As Brueggemann began her dissertation research, she believed herself a distant observer in an elevated position. She quotes David Bleich, who says, “even politically sympathetic ethnographers seem to require for themselves some elevated position relative to the studied culture” (Brueggemann 22). I think there is a fear being played out (perhaps unconsciously) when we enter these ‘alien’ cultures, and it is much easier to deal with them if we are under the (perhaps false) impression that they are ‘less’ than us; that we are ‘more civilized’ than those we study, or in the case of grad students in a high school or first-year program, more educated. I know as a grad student coming into a high school classroom, I am less nervous walking in having been to high school before and knowing what I expected to see as a student there. I would be much less inclined to perform an ethnographic study of a graduate classroom or a conference. This comes from my fear of inferiority and my understanding that the people around me know infinitely more about the goings-on than I do.
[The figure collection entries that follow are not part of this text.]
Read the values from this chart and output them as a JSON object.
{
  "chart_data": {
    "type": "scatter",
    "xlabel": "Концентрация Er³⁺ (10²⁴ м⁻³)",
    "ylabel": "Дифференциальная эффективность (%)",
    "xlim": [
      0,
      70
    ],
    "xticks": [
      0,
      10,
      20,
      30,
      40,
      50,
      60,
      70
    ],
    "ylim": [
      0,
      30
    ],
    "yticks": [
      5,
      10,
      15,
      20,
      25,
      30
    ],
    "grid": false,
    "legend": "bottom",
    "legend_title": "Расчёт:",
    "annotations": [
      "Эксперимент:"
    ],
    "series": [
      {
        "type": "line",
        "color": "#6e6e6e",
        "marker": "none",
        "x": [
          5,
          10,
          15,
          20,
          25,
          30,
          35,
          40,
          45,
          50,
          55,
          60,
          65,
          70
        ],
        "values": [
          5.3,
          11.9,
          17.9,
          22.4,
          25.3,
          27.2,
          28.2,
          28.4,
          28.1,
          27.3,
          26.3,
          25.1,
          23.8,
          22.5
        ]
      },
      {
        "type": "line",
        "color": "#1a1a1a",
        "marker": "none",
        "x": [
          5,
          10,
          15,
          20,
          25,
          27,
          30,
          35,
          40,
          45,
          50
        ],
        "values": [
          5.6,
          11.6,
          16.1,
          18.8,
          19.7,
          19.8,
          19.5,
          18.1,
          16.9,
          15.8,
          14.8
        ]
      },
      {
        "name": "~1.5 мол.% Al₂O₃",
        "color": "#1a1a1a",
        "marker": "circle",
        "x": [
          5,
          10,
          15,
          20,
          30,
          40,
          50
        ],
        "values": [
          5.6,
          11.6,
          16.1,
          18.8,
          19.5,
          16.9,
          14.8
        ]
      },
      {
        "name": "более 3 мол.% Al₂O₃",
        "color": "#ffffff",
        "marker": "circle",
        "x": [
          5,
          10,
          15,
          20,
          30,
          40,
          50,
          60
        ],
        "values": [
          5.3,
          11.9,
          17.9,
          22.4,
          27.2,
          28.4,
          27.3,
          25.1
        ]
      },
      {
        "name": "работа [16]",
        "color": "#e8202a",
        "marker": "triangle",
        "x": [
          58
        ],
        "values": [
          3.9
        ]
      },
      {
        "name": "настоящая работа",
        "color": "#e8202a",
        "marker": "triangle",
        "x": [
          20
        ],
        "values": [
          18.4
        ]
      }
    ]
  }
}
At least from a presumed ‘higher ground’ I can look out on the horizon of a high school classroom with a sense that this space is not wholly outside my grasp.
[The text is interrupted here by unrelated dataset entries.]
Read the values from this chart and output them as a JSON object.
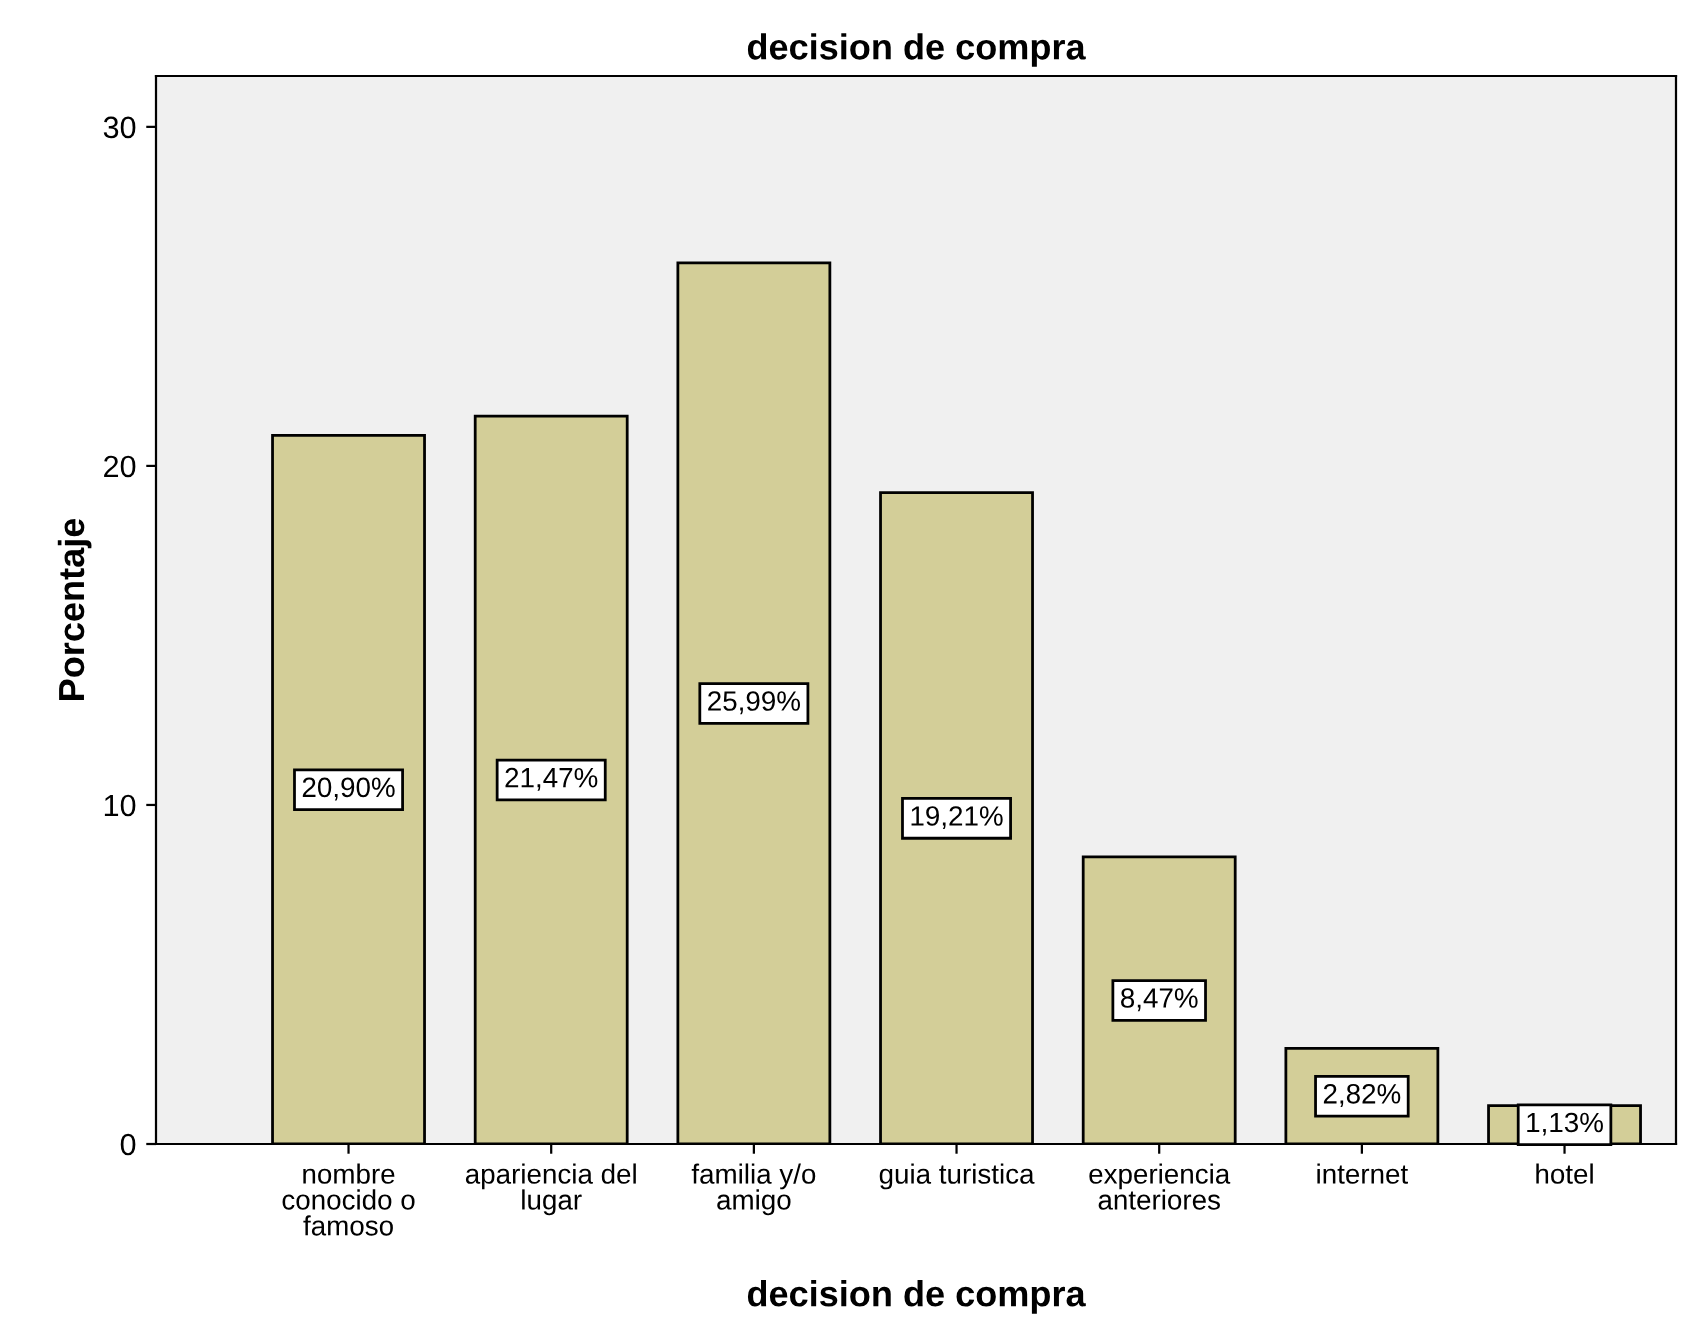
{
  "chart_data": {
    "type": "bar",
    "title": "decision de compra",
    "xlabel": "decision de compra",
    "ylabel": "Porcentaje",
    "categories": [
      "nombre\nconocido o\nfamoso",
      "apariencia del\nlugar",
      "familia y/o\namigo",
      "guia turistica",
      "experiencia\nanteriores",
      "internet",
      "hotel"
    ],
    "values": [
      20.9,
      21.47,
      25.99,
      19.21,
      8.47,
      2.82,
      1.13
    ],
    "value_labels": [
      "20,90%",
      "21,47%",
      "25,99%",
      "19,21%",
      "8,47%",
      "2,82%",
      "1,13%"
    ],
    "color": "#d3ce98",
    "ylim": [
      0,
      31.5
    ],
    "yticks": [
      0,
      10,
      20,
      30
    ],
    "grid": false,
    "legend": false
  }
}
Later, Breuggemann realizes that in the course of her participant-observation that she has “gone native,” and in doing so found it difficult to write anything coherent about her subjects without feeling that by representing them at all she would have to choose between representations, between audiences, and therefore, I think, to skew reality. “For the two students I wrote up in the dissertation, Anna and Charlie, were not necessarily representative of all deaf students, nor even all deaf students at Gallaudet, nor even of other deaf students in their basic writing classes” (27). As such, Even if she represented these two faithfully, she could not, without trepidation, cast them as being representative of anything but themselves, even as she was asked to do so by her dissertation panel. The classroom is a highly contextual space, and Brueggemann found it very difficult to write about her experiences as if they held some global meaning for the sake of her dissertation, or later, that her experience could therefore be applied directly to any deaf student she encountered in her own writing center.
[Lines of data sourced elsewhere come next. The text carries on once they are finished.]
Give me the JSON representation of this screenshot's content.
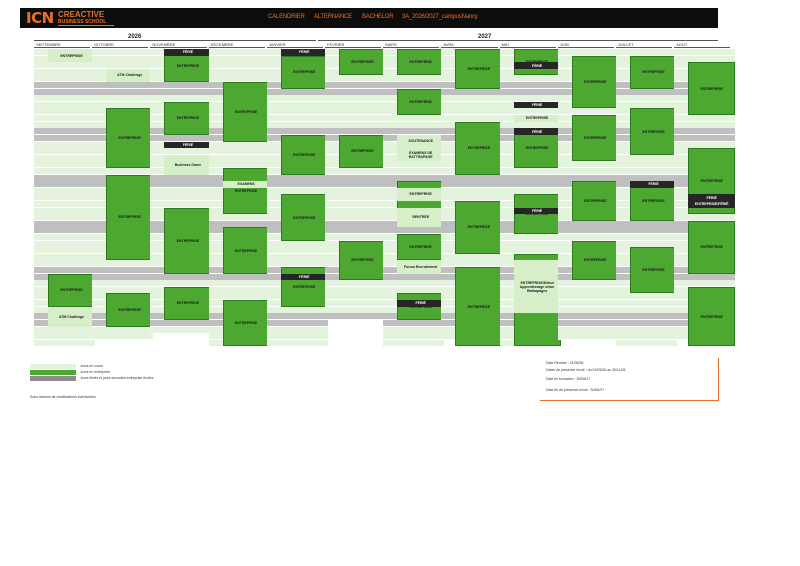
{
  "header": {
    "logo": {
      "mark": "ICN",
      "line1": "CREACTIVE",
      "line2": "BUSINESS SCHOOL"
    },
    "items": [
      "CALENDRIER",
      "ALTERNANCE",
      "BACHELOR",
      "3A_2026/2027_campusNancy"
    ]
  },
  "years": [
    "2026",
    "2027"
  ],
  "months": [
    "SEPTEMBRE",
    "OCTOBRE",
    "NOVEMBRE",
    "DECEMBRE",
    "JANVIER",
    "FEVRIER",
    "MARS",
    "AVRIL",
    "MAI",
    "JUIN",
    "JUILLET",
    "AOUT"
  ],
  "labels": {
    "entreprise": "ENTREPRISE",
    "ferie": "FÉRIÉ",
    "atm": "ATM Challenge",
    "business_game": "Business Game",
    "examens": "EXAMENS",
    "examen_rattrapage": "EXAMENS DE RATTRAPAGE",
    "soutenance": "SOUTENANCE",
    "forum": "Forum Recrutement",
    "entreprise_ferie": "ENTREPRISE/FÉRIÉ",
    "apprentissage": "ENTREPRISE/Début Apprentissage selon Rattrapages",
    "rentree": "RENTRÉE"
  },
  "legend": {
    "line1": "Jours en cours",
    "line2": "Jours en entreprise",
    "line3": "Jours fériés et jours accordés entreprise écoles",
    "note": "Sous réserve de modifications éventuelles"
  },
  "info": {
    "line1": "Date Rentrée : 01/09/26",
    "line2": "Dates de présence école : du 01/09/26 au 30/11/26",
    "line3": "Date fin formation : 30/06/27",
    "line4": "Date fin de présence école : 30/06/27"
  },
  "colors": {
    "orange": "#e8702a",
    "green": "#4da832",
    "lightgreen": "#e4f3dd",
    "grey": "#bfbfbf",
    "dark": "#262626"
  }
}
While I have learned a great deal teaching basic writing, and am learning even more as I observe high school seniors at different writing levels (college prep vs. AP), I am constantly reminded that all of my observations are contextual, that these students are reacting to this specific teacher under these particular conditions, and that anything I gain from this experience will have to be tailored and tweaked, that some of it may even have to be thrown out as unusable in my own classroom with my own set of students, even to the point that some things will work in an afternoon class that will not work in an early-morning one. While this realization may seem daunting as it is written here, I much prefer it to the decontexualized, standardized-testing model otherwise at my disposal.
I agree with your point that each classroom is has a context, and that the student’s in the class are reacting to that instructor, that classroom, that lesson, at a particluar time. I think it is a good concept to keep in mind as i observe classrooms.